Este método se tornou o padrão na identificação humana para fins forenses, tendo os loci amplificados padronizados para todos os laboratórios forenses e os perfis genéticos obtidos inseridos em grandes bancos de dados.

Atualmente os kits para análise forense são comercializados por grandes empresas, permitindo a obtenção dos mesmos resultados independente dos instrumentos utilizados ou dos laboratórios realizando as análises.

 

Mas e os bancos de dados?

Após a obtenção dos perfis genéticos pela polícia forense, eles são inseridos no CODIS (Combined DNA Index System), um banco de dados criado pelo FBI e utilizado no Brasil desde 2009 a partir de um acordo bilateral entre as partes. Este banco de perfis genéticos é utilizado na realização de comparações e pareamento entre amostras, permitindo a identificação da origem do material biológico em cenas de crimes ainda sem suspeitos e de desaparecimento, por exemplo. No Brasil este banco de dados é administrado pela Rede Integrada de Bancos de Perfis Genéticos (RIBPG), sob legislação vigente.

 

Porém, para que um perfil seja inserido no CODIS é necessária a amplificação de 13 loci polimórficos obrigatórios. Todos eles estão contidos nos kits de identificação padronizados para os laboratórios forenses.

 

Loci CODIS (Fonte: National Institute of Standards and Technology)

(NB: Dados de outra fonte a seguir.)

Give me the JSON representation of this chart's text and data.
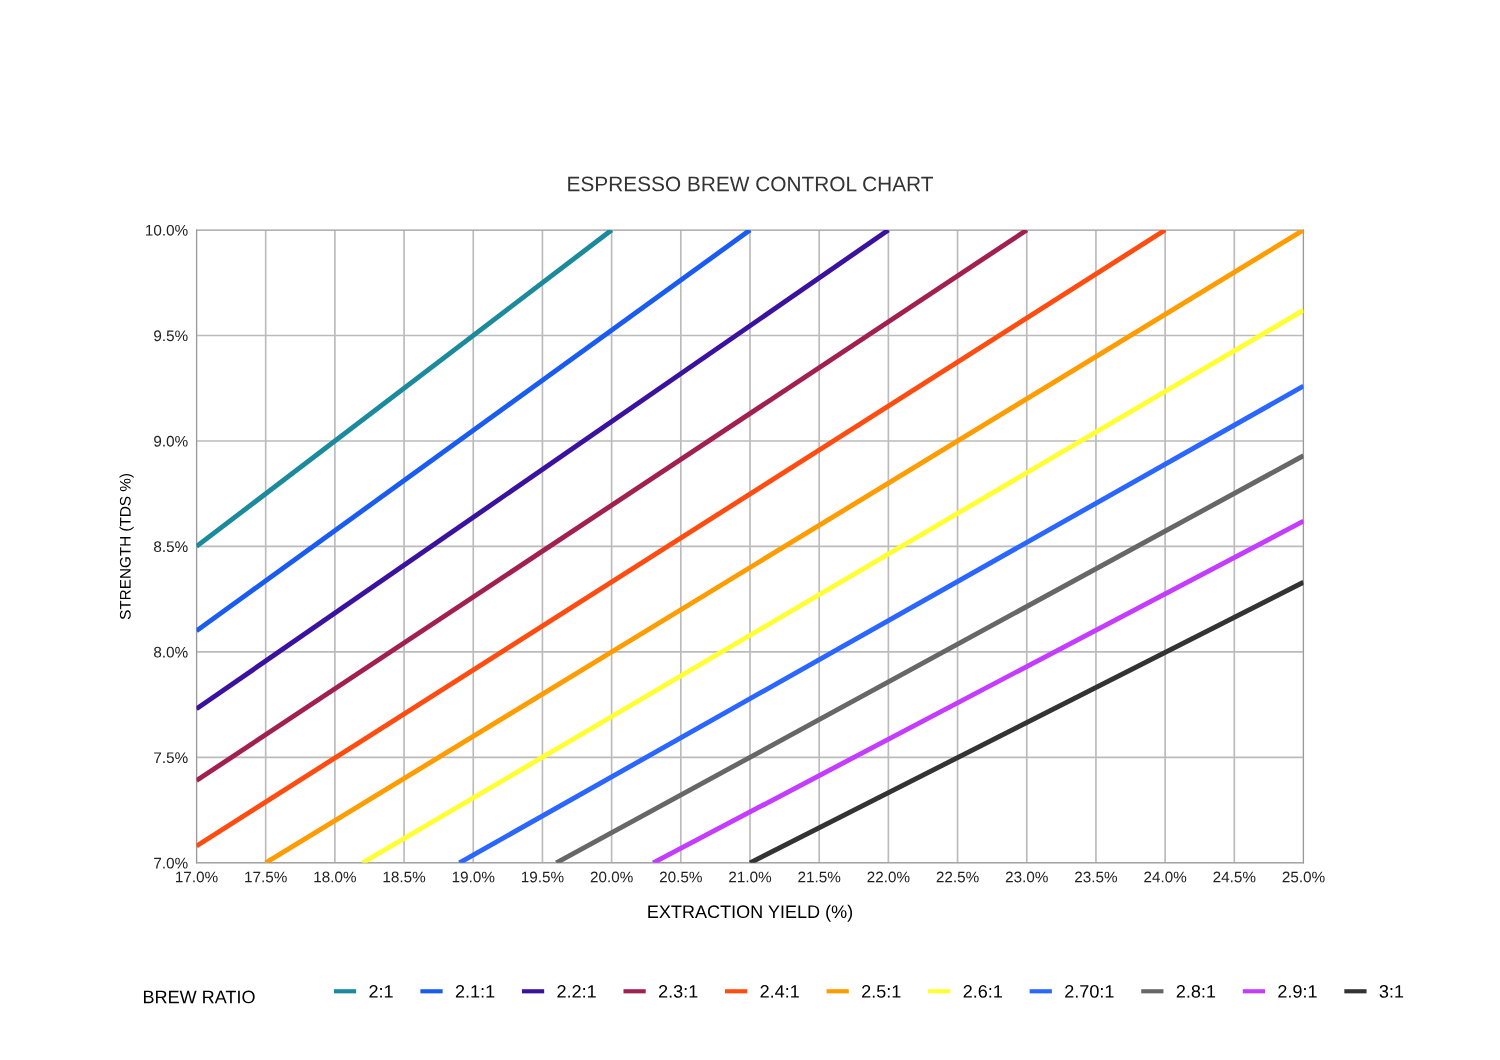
{
  "chart_data": {
    "type": "line",
    "title": "ESPRESSO BREW CONTROL CHART",
    "xlabel": "EXTRACTION YIELD (%)",
    "ylabel": "STRENGTH (TDS %)",
    "legend_title": "BREW RATIO",
    "series": [
      {
        "name": "2:1",
        "color": "#1b8a9c",
        "x": [
          17.0,
          20.0
        ],
        "values": [
          8.5,
          10.0
        ]
      },
      {
        "name": "2.1:1",
        "color": "#1a5cf0",
        "x": [
          17.0,
          21.0
        ],
        "values": [
          8.1,
          10.0
        ]
      },
      {
        "name": "2.2:1",
        "color": "#3a129e",
        "x": [
          17.0,
          22.0
        ],
        "values": [
          7.73,
          10.0
        ]
      },
      {
        "name": "2.3:1",
        "color": "#a2204f",
        "x": [
          17.0,
          23.0
        ],
        "values": [
          7.39,
          10.0
        ]
      },
      {
        "name": "2.4:1",
        "color": "#ff4d12",
        "x": [
          17.0,
          24.0
        ],
        "values": [
          7.08,
          10.0
        ]
      },
      {
        "name": "2.5:1",
        "color": "#ff9c00",
        "x": [
          17.5,
          25.0
        ],
        "values": [
          7.0,
          10.0
        ]
      },
      {
        "name": "2.6:1",
        "color": "#ffff33",
        "x": [
          18.2,
          25.0
        ],
        "values": [
          7.0,
          9.62
        ]
      },
      {
        "name": "2.70:1",
        "color": "#2a66ff",
        "x": [
          18.9,
          25.0
        ],
        "values": [
          7.0,
          9.26
        ]
      },
      {
        "name": "2.8:1",
        "color": "#676767",
        "x": [
          19.6,
          25.0
        ],
        "values": [
          7.0,
          8.93
        ]
      },
      {
        "name": "2.9:1",
        "color": "#c43cff",
        "x": [
          20.3,
          25.0
        ],
        "values": [
          7.0,
          8.62
        ]
      },
      {
        "name": "3:1",
        "color": "#333333",
        "x": [
          21.0,
          25.0
        ],
        "values": [
          7.0,
          8.33
        ]
      }
    ],
    "xlim": [
      17.0,
      25.0
    ],
    "xticks": [
      {
        "value": 17.0,
        "label": "17.0%"
      },
      {
        "value": 17.5,
        "label": "17.5%"
      },
      {
        "value": 18.0,
        "label": "18.0%"
      },
      {
        "value": 18.5,
        "label": "18.5%"
      },
      {
        "value": 19.0,
        "label": "19.0%"
      },
      {
        "value": 19.5,
        "label": "19.5%"
      },
      {
        "value": 20.0,
        "label": "20.0%"
      },
      {
        "value": 20.5,
        "label": "20.5%"
      },
      {
        "value": 21.0,
        "label": "21.0%"
      },
      {
        "value": 21.5,
        "label": "21.5%"
      },
      {
        "value": 22.0,
        "label": "22.0%"
      },
      {
        "value": 22.5,
        "label": "22.5%"
      },
      {
        "value": 23.0,
        "label": "23.0%"
      },
      {
        "value": 23.5,
        "label": "23.5%"
      },
      {
        "value": 24.0,
        "label": "24.0%"
      },
      {
        "value": 24.5,
        "label": "24.5%"
      },
      {
        "value": 25.0,
        "label": "25.0%"
      }
    ],
    "ylim": [
      7.0,
      10.0
    ],
    "yticks": [
      {
        "value": 7.0,
        "label": "7.0%"
      },
      {
        "value": 7.5,
        "label": "7.5%"
      },
      {
        "value": 8.0,
        "label": "8.0%"
      },
      {
        "value": 8.5,
        "label": "8.5%"
      },
      {
        "value": 9.0,
        "label": "9.0%"
      },
      {
        "value": 9.5,
        "label": "9.5%"
      },
      {
        "value": 10.0,
        "label": "10.0%"
      }
    ],
    "grid": true,
    "legend": "bottom",
    "marker": "none",
    "line_style": "solid"
  }
}
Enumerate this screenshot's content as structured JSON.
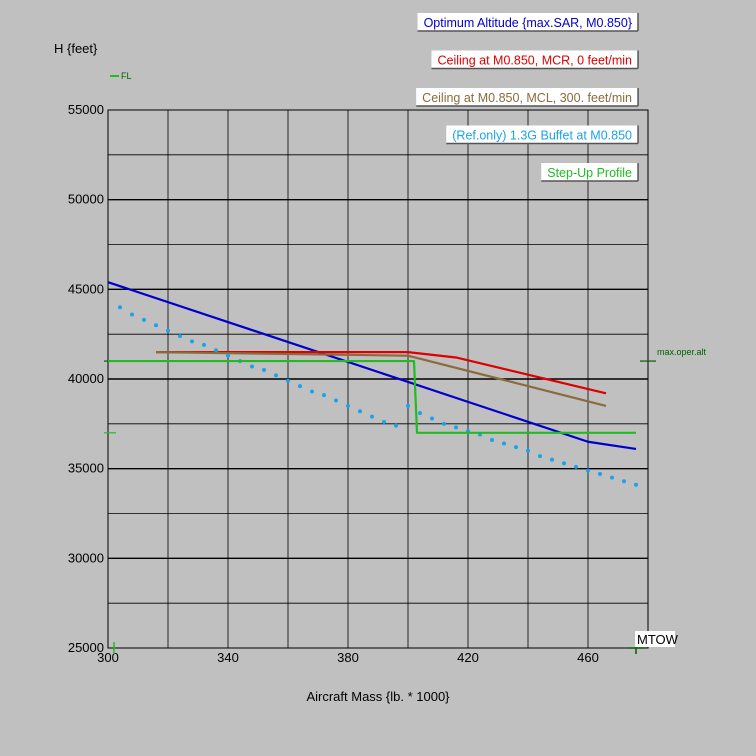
{
  "chart_data": {
    "type": "line",
    "xlabel": "Aircraft Mass {lb. * 1000}",
    "ylabel": "H {feet}",
    "xlim": [
      300,
      480
    ],
    "ylim": [
      25000,
      55000
    ],
    "x_ticks": [
      300,
      340,
      380,
      420,
      460
    ],
    "y_ticks": [
      25000,
      30000,
      35000,
      40000,
      45000,
      50000,
      55000
    ],
    "grid": true,
    "legend_placement": "top-right",
    "fl_label": "FL",
    "reference_lines": [
      {
        "label": "max.oper.alt",
        "y": 41000,
        "color": "#006000"
      }
    ],
    "annotations": [
      {
        "text": "MTOW",
        "x": 476
      }
    ],
    "series": [
      {
        "name": "Optimum Altitude {max.SAR, M0.850}",
        "color": "#0000cc",
        "style": "solid",
        "x": [
          300,
          460,
          476
        ],
        "y": [
          45400,
          36500,
          36100
        ]
      },
      {
        "name": "Ceiling at M0.850, MCR, 0 feet/min",
        "color": "#dd0000",
        "style": "solid",
        "x": [
          316,
          400,
          416,
          466
        ],
        "y": [
          41500,
          41500,
          41200,
          39200
        ]
      },
      {
        "name": "Ceiling at M0.850, MCL, 300. feet/min",
        "color": "#8b6a3c",
        "style": "solid",
        "x": [
          316,
          400,
          466
        ],
        "y": [
          41500,
          41300,
          38500
        ]
      },
      {
        "name": "(Ref.only) 1.3G Buffet at M0.850",
        "color": "#1aa3e8",
        "style": "dotted",
        "x": [
          304,
          308,
          312,
          316,
          320,
          324,
          328,
          332,
          336,
          340,
          344,
          348,
          352,
          356,
          360,
          364,
          368,
          372,
          376,
          380,
          384,
          388,
          392,
          396,
          400,
          404,
          408,
          412,
          416,
          420,
          424,
          428,
          432,
          436,
          440,
          444,
          448,
          452,
          456,
          460,
          464,
          468,
          472,
          476
        ],
        "y": [
          44000,
          43600,
          43300,
          43000,
          42700,
          42400,
          42100,
          41900,
          41600,
          41300,
          41000,
          40700,
          40500,
          40200,
          39900,
          39600,
          39300,
          39100,
          38800,
          38500,
          38200,
          37900,
          37600,
          37400,
          38500,
          38100,
          37800,
          37500,
          37300,
          37100,
          36900,
          36600,
          36400,
          36200,
          36000,
          35700,
          35500,
          35300,
          35100,
          34900,
          34700,
          34500,
          34300,
          34100
        ]
      },
      {
        "name": "Step-Up Profile",
        "color": "#22bb22",
        "style": "solid",
        "x": [
          300,
          402,
          403,
          476
        ],
        "y": [
          41000,
          41000,
          37000,
          37000
        ]
      }
    ]
  }
}
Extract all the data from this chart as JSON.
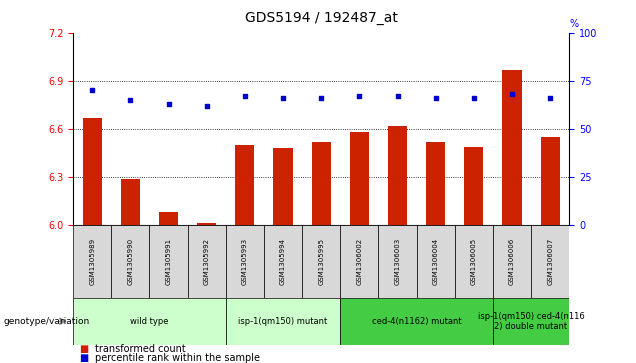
{
  "title": "GDS5194 / 192487_at",
  "samples": [
    "GSM1305989",
    "GSM1305990",
    "GSM1305991",
    "GSM1305992",
    "GSM1305993",
    "GSM1305994",
    "GSM1305995",
    "GSM1306002",
    "GSM1306003",
    "GSM1306004",
    "GSM1306005",
    "GSM1306006",
    "GSM1306007"
  ],
  "transformed_count": [
    6.67,
    6.29,
    6.08,
    6.01,
    6.5,
    6.48,
    6.52,
    6.58,
    6.62,
    6.52,
    6.49,
    6.97,
    6.55
  ],
  "percentile_rank": [
    70,
    65,
    63,
    62,
    67,
    66,
    66,
    67,
    67,
    66,
    66,
    68,
    66
  ],
  "ylim_left": [
    6.0,
    7.2
  ],
  "ylim_right": [
    0,
    100
  ],
  "yticks_left": [
    6.0,
    6.3,
    6.6,
    6.9,
    7.2
  ],
  "yticks_right": [
    0,
    25,
    50,
    75,
    100
  ],
  "bar_color": "#cc2200",
  "dot_color": "#0000cc",
  "bar_width": 0.5,
  "hgrid_lines": [
    6.3,
    6.6,
    6.9
  ],
  "group_ranges": [
    {
      "start": 0,
      "end": 3,
      "color": "#ccffcc",
      "label": "wild type"
    },
    {
      "start": 4,
      "end": 6,
      "color": "#ccffcc",
      "label": "isp-1(qm150) mutant"
    },
    {
      "start": 7,
      "end": 10,
      "color": "#44cc44",
      "label": "ced-4(n1162) mutant"
    },
    {
      "start": 11,
      "end": 12,
      "color": "#44cc44",
      "label": "isp-1(qm150) ced-4(n116\n2) double mutant"
    }
  ],
  "legend_transformed": "transformed count",
  "legend_percentile": "percentile rank within the sample",
  "genotype_label": "genotype/variation",
  "bg_color": "#ffffff",
  "cell_color": "#d8d8d8",
  "title_fontsize": 10,
  "tick_fontsize": 7,
  "sample_fontsize": 5,
  "group_fontsize": 6,
  "legend_fontsize": 7
}
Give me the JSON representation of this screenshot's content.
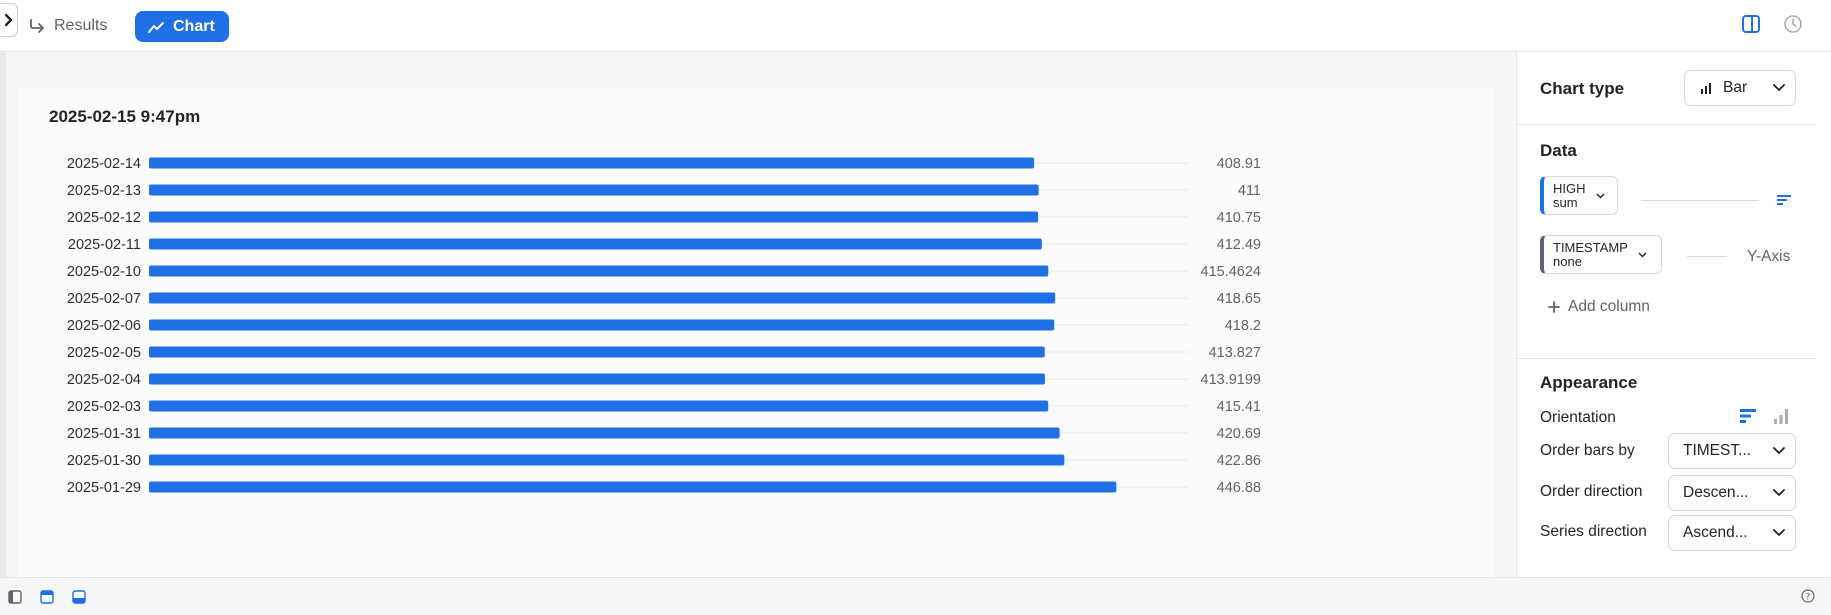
{
  "tabs": {
    "results": "Results",
    "chart": "Chart"
  },
  "chart_title": "2025-02-15 9:47pm",
  "panel": {
    "chart_type_label": "Chart type",
    "chart_type_value": "Bar",
    "data_heading": "Data",
    "columns": [
      {
        "name": "HIGH",
        "agg": "sum"
      },
      {
        "name": "TIMESTAMP",
        "agg": "none",
        "axis": "Y-Axis"
      }
    ],
    "add_column": "Add column",
    "appearance_heading": "Appearance",
    "orientation_label": "Orientation",
    "order_bars_by_label": "Order bars by",
    "order_bars_by_value": "TIMEST...",
    "order_direction_label": "Order direction",
    "order_direction_value": "Descen...",
    "series_direction_label": "Series direction",
    "series_direction_value": "Ascend..."
  },
  "colors": {
    "accent": "#1f6fe5",
    "bar": "#1f6fe5"
  },
  "chart_data": {
    "type": "bar",
    "orientation": "horizontal",
    "title": "2025-02-15 9:47pm",
    "categories": [
      "2025-02-14",
      "2025-02-13",
      "2025-02-12",
      "2025-02-11",
      "2025-02-10",
      "2025-02-07",
      "2025-02-06",
      "2025-02-05",
      "2025-02-04",
      "2025-02-03",
      "2025-01-31",
      "2025-01-30",
      "2025-01-29"
    ],
    "values": [
      408.91,
      411,
      410.75,
      412.49,
      415.4624,
      418.65,
      418.2,
      413.827,
      413.9199,
      415.41,
      420.69,
      422.86,
      446.88
    ],
    "value_labels": [
      "408.91",
      "411",
      "410.75",
      "412.49",
      "415.4624",
      "418.65",
      "418.2",
      "413.827",
      "413.9199",
      "415.41",
      "420.69",
      "422.86",
      "446.88"
    ],
    "series": [
      {
        "name": "HIGH",
        "values": [
          408.91,
          411,
          410.75,
          412.49,
          415.4624,
          418.65,
          418.2,
          413.827,
          413.9199,
          415.41,
          420.69,
          422.86,
          446.88
        ]
      }
    ],
    "xlim": [
      0,
      480
    ],
    "grid": true
  }
}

*Para saber mais sobre polimorfismos, clique aqui.

REFERÊNCIAS

JORDAN, D.; MILLS, D. Past, Present, and Future of DNA Typing for Analyzing Human and Non-Human Forensic Samples. Front. Ecol. Evol., v.9, p. 646130, 2021.

 

PANNEERCHELVAM, S.; NORAZMI, M.N. Forensic DNA profiling and database. The Malaysian journal of medical sciences, v.10, n.2, p. 20–26, 2003.

 

PROJETO HUMANOS. Disponível em: https://www.projetohumanos.com.br/wiki/caso-evandro/?s=caso&post_type=encyclopedia&submit=Go. Acesso em 06 mai. 2024.

 

REDE INTEGRADA DE BANCOS DE PERFIS GENÉTICOS. Manual de Procedimentos Operacionais. Disponível em: file:///C:/Users/User/Downloads/manual_procedimentos_ribpg_2013.pdf. Acesso em 04 mai. 2024.

SILVA JUNIOR, R. C. R.C. Panorama atualda Genética Forense no Brasil:aspectos tecnológicos, legais e estratégicos. Rev. Bras. Crimin., v.12, n.2, p.99-106, 2023.